Предчувствие: «шестой волны» (Карапетьян, Бахтина) - страница 13

Когда-нибудь я стану эхом
и полечу на край вселенной,
но заблужусь в пути, и в море упаду,
и стану пеной.
Густым туманом поднимусь я к небу
и выпаду дождём холодным,
чтобы впитаться в кожу ваших туфель,
чтоб вымыть ваши ноги,
чтоб смыть с вас мой испуг последний,
осевший серой пылью к вам на лица.
Я буду долго, долго гибнуть,
чтоб никогда ни в чём не воплотиться.
Когда же путь мой до конца свершится,
на тёмном небе душной летней ночи
в том мире, где меня уж нет,
сверкнёт зарница.

Женщина замолчала и замерла, откинув голову. Толпа задвигалась, захлопала, и тогда Несравненная засмеялась: «Но какова же я, а?» Потом она пела на чужом языке очень красивую, но непонятную песню. Наконец восторги ей надоели, и она капризно сказала, что хочет уже не петь, а пить, но толпа отпустила её только после обещания спеть застольную.

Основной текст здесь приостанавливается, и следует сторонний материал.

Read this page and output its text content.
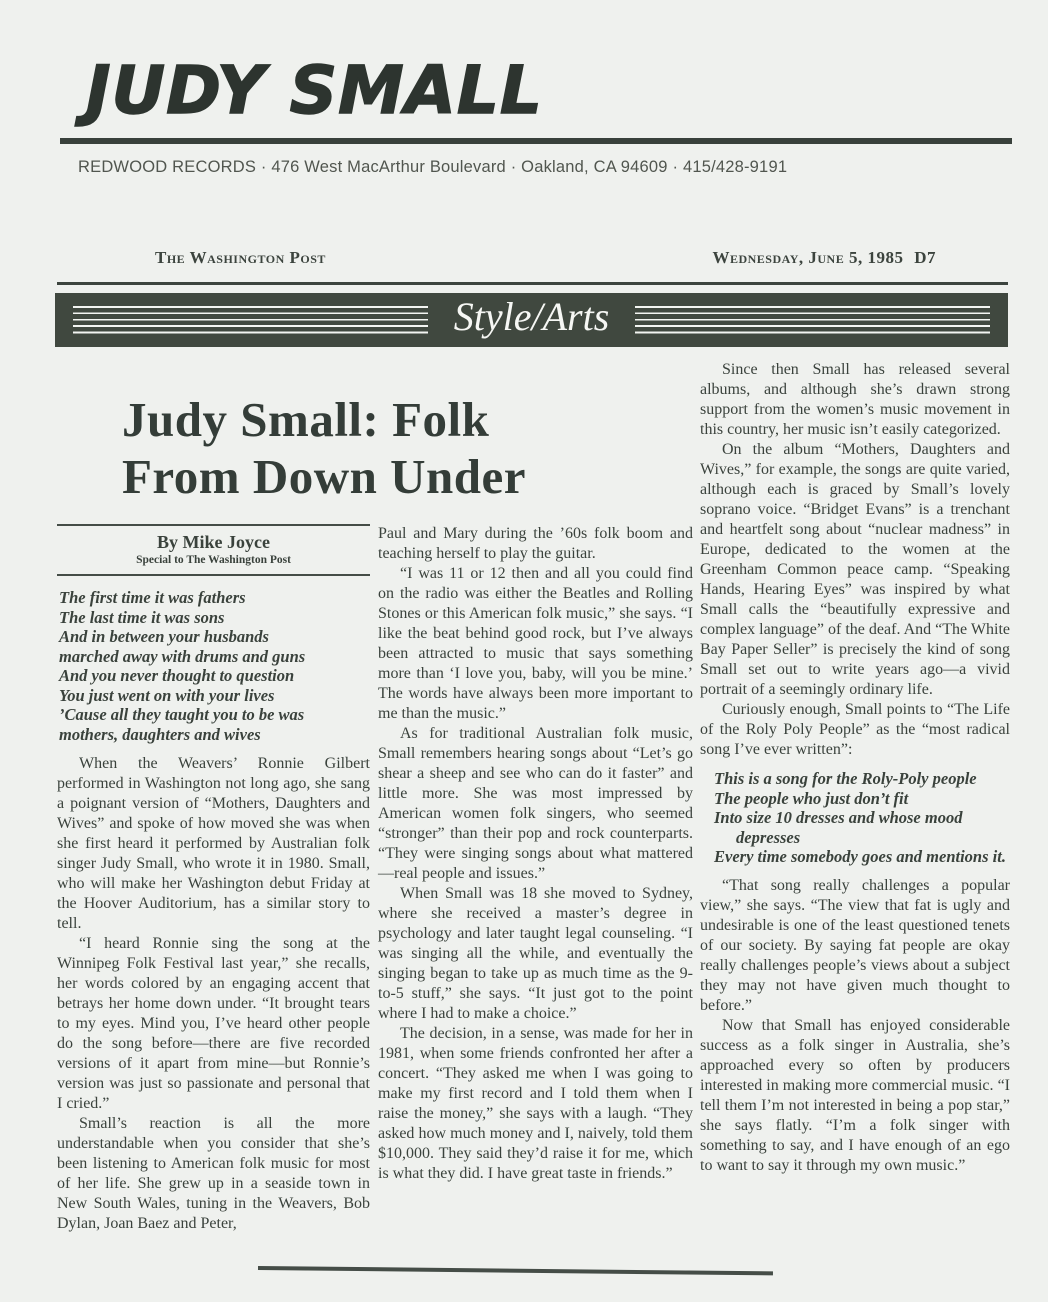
JUDY SMALL
REDWOOD RECORDS · 476 West MacArthur Boulevard · Oakland, CA 94609 · 415/428-9191
The Washington Post	Wednesday, June 5, 1985 D7
Style/Arts
Judy Small: Folk
From Down Under
By Mike Joyce
Special to The Washington Post
The first time it was fathers
The last time it was sons
And in between your husbands
marched away with drums and guns
And you never thought to question
You just went on with your lives
’Cause all they taught you to be was
mothers, daughters and wives

When the Weavers’ Ronnie Gilbert performed in Washington not long ago, she sang a poignant version of “Mothers, Daughters and Wives” and spoke of how moved she was when she first heard it performed by Australian folk singer Judy Small, who wrote it in 1980. Small, who will make her Washington debut Friday at the Hoover Auditorium, has a similar story to tell.

“I heard Ronnie sing the song at the Winnipeg Folk Festival last year,” she recalls, her words colored by an engaging accent that betrays her home down under. “It brought tears to my eyes. Mind you, I’ve heard other people do the song before—there are five recorded versions of it apart from mine—but Ronnie’s version was just so passionate and personal that I cried.”

Small’s reaction is all the more understandable when you consider that she’s been listening to American folk music for most of her life. She grew up in a seaside town in New South Wales, tuning in the Weavers, Bob Dylan, Joan Baez and Peter,

Paul and Mary during the ’60s folk boom and teaching herself to play the guitar.

“I was 11 or 12 then and all you could find on the radio was either the Beatles and Rolling Stones or this American folk music,” she says. “I like the beat behind good rock, but I’ve always been attracted to music that says something more than ‘I love you, baby, will you be mine.’ The words have always been more important to me than the music.”

As for traditional Australian folk music, Small remembers hearing songs about “Let’s go shear a sheep and see who can do it faster” and little more. She was most impressed by American women folk singers, who seemed “stronger” than their pop and rock counterparts. “They were singing songs about what mattered—real people and issues.”

When Small was 18 she moved to Sydney, where she received a master’s degree in psychology and later taught legal counseling. “I was singing all the while, and eventually the singing began to take up as much time as the 9-to-5 stuff,” she says. “It just got to the point where I had to make a choice.”

The decision, in a sense, was made for her in 1981, when some friends confronted her after a concert. “They asked me when I was going to make my first record and I told them when I raise the money,” she says with a laugh. “They asked how much money and I, naively, told them $10,000. They said they’d raise it for me, which is what they did. I have great taste in friends.”

Since then Small has released several albums, and although she’s drawn strong support from the women’s music movement in this country, her music isn’t easily categorized.

On the album “Mothers, Daughters and Wives,” for example, the songs are quite varied, although each is graced by Small’s lovely soprano voice. “Bridget Evans” is a trenchant and heartfelt song about “nuclear madness” in Europe, dedicated to the women at the Greenham Common peace camp. “Speaking Hands, Hearing Eyes” was inspired by what Small calls the “beautifully expressive and complex language” of the deaf. And “The White Bay Paper Seller” is precisely the kind of song Small set out to write years ago—a vivid portrait of a seemingly ordinary life.

Curiously enough, Small points to “The Life of the Roly Poly People” as the “most radical song I’ve ever written”:

This is a song for the Roly-Poly people
The people who just don’t fit
Into size 10 dresses and whose mood depresses
Every time somebody goes and mentions it.

“That song really challenges a popular view,” she says. “The view that fat is ugly and undesirable is one of the least questioned tenets of our society. By saying fat people are okay really challenges people’s views about a subject they may not have given much thought to before.”

Now that Small has enjoyed considerable success as a folk singer in Australia, she’s approached every so often by producers interested in making more commercial music. “I tell them I’m not interested in being a pop star,” she says flatly. “I’m a folk singer with something to say, and I have enough of an ego to want to say it through my own music.”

Я вместе с остальными перешёл в банкетный зал и нажрался там как свинья, но только не в смысле напился, а в смысле наелся. Когда приехал Ангел, я уже спал в комнате, заставленной мебелью. Банкет закончился, гости разъехались. Автомобили отхлынули от входа, будто морские котики ушли в море. Тьма за окнами заслезилась туманом.

Ангел настойчиво звонил у входа. Я впустил его и запер дверь. Он сообщил мне, пока выкладывал вещи, что в моём доме его чуть не застрелили. Я сказал, что это дело обычное, не стоит беспокоиться. И спросил про неведомое животное, наводящее разрушения в квартире. А, вы имеете в виду вашего домашнего любимца? Так Океан отмоет всё. А если вы будете его вовремя выгуливать, кормить, ну и вообще, заботиться, так не придётся ждать Океана. Постарайтесь полюбить его, ладно? Как, если я его даже не видел? Но людям не обязательно видеть предмет забот, не так ли? Так ли? Я спросил о Валерии: вы ведь с ней хранители? Ну, иногда это так называется. А как это? Это что-то вроде касты, ответил Ангел, повесил мой фрак в шифоньер и попросил закрыть за ним дверь. Мы вместе спустились по лестнице, прошли три застеклённых тамбура, Ангел шагнул за порог и сразу исчез из виду. Туман успел облизать меня огромным липким языком, прежде чем я успел затворить дверь и опустить засовы.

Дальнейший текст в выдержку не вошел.